Выйдя из комнаты Али, сначала заглянули на кухню.

Там хлопотала ее мама. Ей никак нельзя было на вид дать тех сорока пяти лет, которые она уже прожила. Смотрелась она намного моложе Гальки и даже Люськи. Серега ожидал неприязненного взгляда, каких-либо тонких намеков на толстые обстоятельства, но их не последовало.

— Мамочка, — сказала Аля, — это мой друг Сережа Панаев, живописец.

— Тот самый? — удивилась мама. — Очень рада. Вера Сергеевна… 

Серега почувствовал себя неловко. Ею явно принимали как некую знаменитость, а он к этому не привык.

— Алечка показывала мне вашу последнюю работу, — немного розовея, прощебетала Демьянова-старшая, — это искусство высокого интеллекта. К сожалению, я не видела «Истины», но Алечка вкратце рассказала мне о ее идее и композиции. Догадываюсь, что это не менее удачно, раз Мацуяма купил ее так дорого.

— А где папа? — перебила дочь мамашину тираду.

— В столовой, ожидает приема пищи! — усмехнулась Вера Сергеевна. — Сегодня был у начальства, в воскресенье вылетает на новое место. Но должность уже генеральская.

«Господи, — подумал Серега, — а ведь это Зинка! Одна жаждет стать генеральшей, другая — адмиральшей…»

— Я пойду покажу Сережу папе и приду тебе помогать, — Аля поцеловала мать в щеку и повлекла Панаева в столовую.

Столовая в этом доме была такая, что Серега чуть не присвистнул: она была раза в полтора больше чем зал ОПЦ в клубе, куда иной раз набивалось до сотни человек. Два старинных резных буфета, стоявшие по обе стороны от входной двери, китайские вазы метровой высоты; картины в массивных золоченых рамах — натюрморты; горка-витрина с хрусталем и фарфором; рояль в углу, и наконец стол на двадцать посадочных мест — все это смотрелось как декорация к пьесе из жизни британской родовой аристократии.

В кресле, во главе стола, куда не стыдно было бы посадить и лорда, сидел вполне советский полковник в распахнутом кителе с голубыми петлицами и читал «Правду».

— Папочка, — сказала Аля. — Познакомься — это Сергей Николаевич Панаев, мой большой друг и очень хороший художник.

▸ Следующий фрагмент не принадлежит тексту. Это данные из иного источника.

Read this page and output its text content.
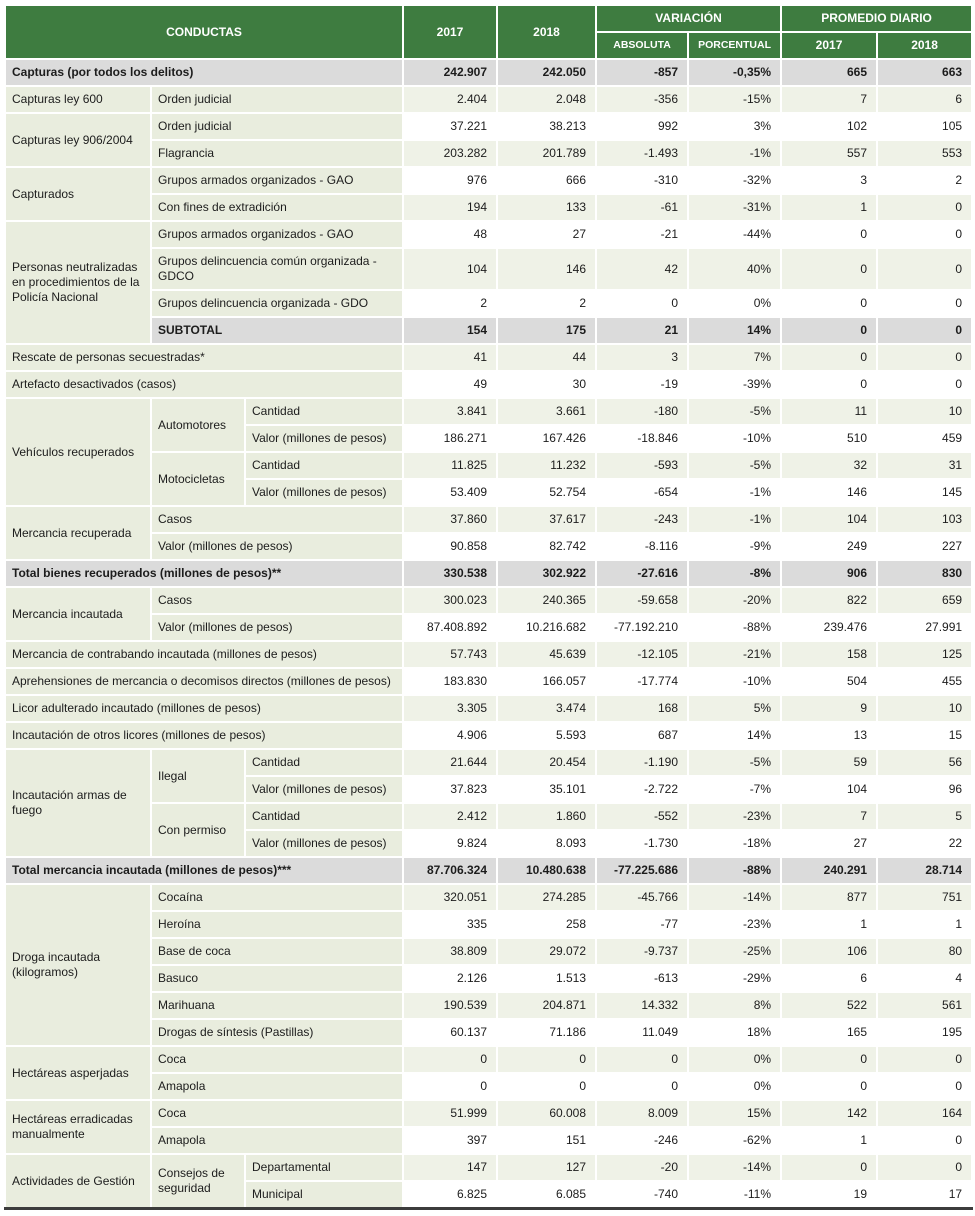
CONDUCTAS			2017	2018	VARIACIÓN		PROMEDIO DIARIO	
					ABSOLUTA	PORCENTUAL	2017	2018
Capturas (por todos los delitos)			242.907	242.050	-857	-0,35%	665	663
Capturas ley 600	Orden judicial		2.404	2.048	-356	-15%	7	6
Capturas ley 906/2004	Orden judicial		37.221	38.213	992	3%	102	105
	Flagrancia		203.282	201.789	-1.493	-1%	557	553
Capturados	Grupos armados organizados - GAO		976	666	-310	-32%	3	2
	Con fines de extradición		194	133	-61	-31%	1	0
Personas neutralizadas en procedimientos de la Policía Nacional	Grupos armados organizados - GAO		48	27	-21	-44%	0	0
	Grupos delincuencia común organizada - GDCO		104	146	42	40%	0	0
	Grupos delincuencia organizada - GDO		2	2	0	0%	0	0
	SUBTOTAL		154	175	21	14%	0	0
Rescate de personas secuestradas*			41	44	3	7%	0	0
Artefacto desactivados (casos)			49	30	-19	-39%	0	0
Vehículos recuperados	Automotores	Cantidad	3.841	3.661	-180	-5%	11	10
		Valor (millones de pesos)	186.271	167.426	-18.846	-10%	510	459
	Motocicletas	Cantidad	11.825	11.232	-593	-5%	32	31
		Valor (millones de pesos)	53.409	52.754	-654	-1%	146	145
Mercancia recuperada	Casos		37.860	37.617	-243	-1%	104	103
	Valor (millones de pesos)		90.858	82.742	-8.116	-9%	249	227
Total bienes recuperados (millones de pesos)**			330.538	302.922	-27.616	-8%	906	830
Mercancia incautada	Casos		300.023	240.365	-59.658	-20%	822	659
	Valor (millones de pesos)		87.408.892	10.216.682	-77.192.210	-88%	239.476	27.991
Mercancia de contrabando incautada (millones de pesos)			57.743	45.639	-12.105	-21%	158	125
Aprehensiones de mercancia o decomisos directos (millones de pesos)			183.830	166.057	-17.774	-10%	504	455
Licor adulterado incautado (millones de pesos)			3.305	3.474	168	5%	9	10
Incautación de otros licores (millones de pesos)			4.906	5.593	687	14%	13	15
Incautación armas de fuego	Ilegal	Cantidad	21.644	20.454	-1.190	-5%	59	56
		Valor (millones de pesos)	37.823	35.101	-2.722	-7%	104	96
	Con permiso	Cantidad	2.412	1.860	-552	-23%	7	5
		Valor (millones de pesos)	9.824	8.093	-1.730	-18%	27	22
Total mercancia incautada (millones de pesos)***			87.706.324	10.480.638	-77.225.686	-88%	240.291	28.714
Droga incautada (kilogramos)	Cocaína		320.051	274.285	-45.766	-14%	877	751
	Heroína		335	258	-77	-23%	1	1
	Base de coca		38.809	29.072	-9.737	-25%	106	80
	Basuco		2.126	1.513	-613	-29%	6	4
	Marihuana		190.539	204.871	14.332	8%	522	561
	Drogas de síntesis (Pastillas)		60.137	71.186	11.049	18%	165	195
Hectáreas asperjadas	Coca		0	0	0	0%	0	0
	Amapola		0	0	0	0%	0	0
Hectáreas erradicadas manualmente	Coca		51.999	60.008	8.009	15%	142	164
	Amapola		397	151	-246	-62%	1	0
Actividades de Gestión	Consejos de seguridad	Departamental	147	127	-20	-14%	0	0
		Municipal	6.825	6.085	-740	-11%	19	17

— Что-то ты больно веселая, — посмотрев на Серегу скорее сочувственно, чем неприязненно, произнес полковник, — вроде бы вчера ревела, истерики закатывала по Владиславу.

— Это было вчера! — жестко отрезала Аля. — А сегодня — это сегодня. Я иду помогать маме. А ты, папочка, пожалуйста, будь повежливее, если можно.

И ушла. Серега остался один на один с полковником. У него, как у многих, кто служил в армии, к старшему офицерскому чину было какое-то подсознательное уважение. Например, ему казалось неудобным садиться без разрешения. Да и стоял-то Серега едва ли не навытяжку. Странно, но «Зинкин кап-раз таких ощущений у Серега не вызывал. Должно быть, потому, что в родном доме Панаев все-таки чувствовал себя хозяином.

— Садитесь, Сергей Николаевич, — пожалел его полковник, — в ногах правды нет.